Alma T1, le vent se lève, de Timothée de Fombelle

Alma vit avec sa famille dans une vallée africaine préservée, elle sait que ses parents ont un secret sans savoir de quoi il s’agit, ils insistent sur le fait que rien d’étranger ne doit pénétrer dans ce lieu. Un jour après la saison des pluies est apparu un zèbre sans rayure qu’Alma et son frère Lam ont apprivoisé. Les deux enfants rêvent de découvrir ce qui se cache au-delà de leur vallée, Lam profite de la saison des pluies pour quitter la vallée. Son père et sa soeur se mettent à sa poursuite, car Mosi, ancien chasseur d’esclaves sait à quel point ce monde est dangereux. Lam sera capturé par des trafiquants, sa soeur arrivant trop tard pour le secourir. Alma montera à bord de la Douce Amélie, qui porte bien mal son nom comme passagère clandestine dans l’espoir de sauver Lam, elle apprendra plus tard qu’il a été embarqué sur un autre navire à destination de la Louisiane.

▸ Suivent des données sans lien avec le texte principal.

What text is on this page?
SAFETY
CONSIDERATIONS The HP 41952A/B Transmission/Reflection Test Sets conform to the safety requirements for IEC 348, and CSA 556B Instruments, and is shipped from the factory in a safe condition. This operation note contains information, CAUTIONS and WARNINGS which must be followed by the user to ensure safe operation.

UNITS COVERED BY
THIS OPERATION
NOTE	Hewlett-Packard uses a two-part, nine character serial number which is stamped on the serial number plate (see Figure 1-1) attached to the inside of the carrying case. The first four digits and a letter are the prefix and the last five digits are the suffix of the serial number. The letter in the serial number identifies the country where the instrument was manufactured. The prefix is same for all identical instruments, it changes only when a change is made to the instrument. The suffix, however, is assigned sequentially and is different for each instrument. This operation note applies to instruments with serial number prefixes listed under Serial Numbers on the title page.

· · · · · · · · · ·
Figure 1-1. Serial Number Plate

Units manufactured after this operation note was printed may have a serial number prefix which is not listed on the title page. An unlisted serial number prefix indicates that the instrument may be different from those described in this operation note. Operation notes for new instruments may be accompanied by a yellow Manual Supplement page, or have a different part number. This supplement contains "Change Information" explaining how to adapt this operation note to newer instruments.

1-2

On suit aussi ce qui se passe sur la Douce Amélie, baptisée ainsi en l’honneur de la fille de l’armateur, mais Amélie n’a rien d’une fille douce, c’est une femme de tête qui ne veut pas épouser le comptable de son père, dont elle a compris la malhonnêteté. Saint Ange est prêt à tout pour parvenir à ses fins, y compris à tuer son patron et dépouiller Amélie, car un trésor est caché sur le bateau à l’insu de tous. Le capitaine du navire est un homme brutal et sans scrupule, prêt à tout pour s’emparer du trésor de Luc de Lerne, un célèbre pirate. Il se fait manipuler par le jeune Joseph Mars, qui ne semble pas plus honnête que les autres mais qui aidera Alma.

J’ai lu ce roman dans le cadre d’une lecture commune sur notre forum, mais j’avoue ne pas partager les avis élogieux qu’il a reçu. Il est très bien écrit, ce qui est fondamental pour un roman jeunesse et aborde un sujet important, celui de la traite négrière et de l’esclavage, c’est donc une sorte de devoir de mémoire que de le lire. J’ai bien aimé le personnage d’Alma, mais les autres m’ont tous paru assez tordus. Le roman explique bien le fonctionnement de la traite, alimentée par les Africains eux-mêmes qui livraient leurs prisonniers aux trafiquants. La fin du livre laisse de nombreuses questions ouvertes, mais comme je ne l’ai guère apprécié, je ne compte pas lire la suite. Les illustrations sont très belles. Personnellement, j’ai trouvé ce livre ennuyant, je ne suis pas entrée dans l’histoire et je ne vais pas m’étendre.